SSR recordings above a spinal lesion level after urethral electrostimulation might provide a useful and technically simple objective diagnostic tool to assess integrity of autonomic (visceral) afferent nerves from the lower urinary tract. Somatosensory deficits are not always paralleled by viscerosensory loss and vice versa. In this study SSRs were superior to VSEPs, the latter being more difficult to record. The subjective sensations reported by subjects during stimulation could be confirmed in an objective way in 100% of cases by positive/negative SSR findings.
在大多数脊髓损伤(SCI)患者中,对来自下尿路的传入神经通路进行客观评估以及记录尿道感觉障碍和/或排尿欲望仍然很困难。内脏感觉诱发电位(VSEP)可能会有所帮助,但在技术上仍难以获得,且解读也很微妙。作为一种新方法,在对后尿道黏膜进行电刺激后,记录了手部和足部的交感皮肤反应(SSR)。该技术应能评估自主传入通路的完整性或损伤情况。
前瞻性地检查了20名男性和8名女性SCI患者(躯体感觉不完全性15例,躯体感觉完全性13例)以及6名健康男性志愿者。在尿动力学检查期间,使用插入微尖端压力导管的双极电极对后尿道/膀胱颈进行电刺激(0.2毫秒的单方形脉冲,感觉阈值的2至3倍,完全性SCI患者为60毫安)。使用表面电极同时记录右手掌和脚底的SSR,并通过肌电图仪进行分析。同时记录患者在各个感觉阈值下诱发的尿道感觉报告。此外,还记录了诸如阴部感觉诱发电位和尿道VSEP等知名的电生理测量结果,以检查临床评估的躯体感觉和内脏感觉状态,并将SSR结果与这些传统方法进行比较。
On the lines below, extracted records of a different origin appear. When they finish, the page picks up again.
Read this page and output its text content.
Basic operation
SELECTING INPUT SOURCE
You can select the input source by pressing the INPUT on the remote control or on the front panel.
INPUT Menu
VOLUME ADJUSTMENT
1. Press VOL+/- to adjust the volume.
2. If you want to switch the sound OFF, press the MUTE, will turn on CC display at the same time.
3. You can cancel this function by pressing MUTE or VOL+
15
对后尿道进行电刺激在正常受试者中诱发了清晰的尿道感觉和SSR。在15例感觉不完全性SCI且尿道感觉障碍的患者中,有14例也能记录到SSR。电诱发的尿道感觉类似于对照组和患者报告的膀胱充盈时的主观排尿欲望。在13例感觉完全性SCI且无任何尿道感觉的患者中,即使在最大电刺激强度下也无法记录到SSR。所有有电诱发尿道感觉的受试者手部均有阳性诱发(损伤平面以上)SSR。然而,所有无尿道感觉的患者均未出现SSR。5例患者和2名对照受试者无法清晰记录同时记录的VSEP,而SSR在所有对照和患者中均给出了清晰的结果,与他们的报告相符。
尿道电刺激后在脊髓损伤平面以上记录SSR可能提供一种有用且技术上简单的客观诊断工具,以评估来自下尿路的自主(内脏)传入神经的完整性。躯体感觉缺陷并不总是与内脏感觉丧失平行,反之亦然。在本研究中,SSR优于VSEP,后者更难记录。通过SSR阳性/阴性结果,在100%的病例中可以客观地证实受试者在刺激期间报告的主观感觉。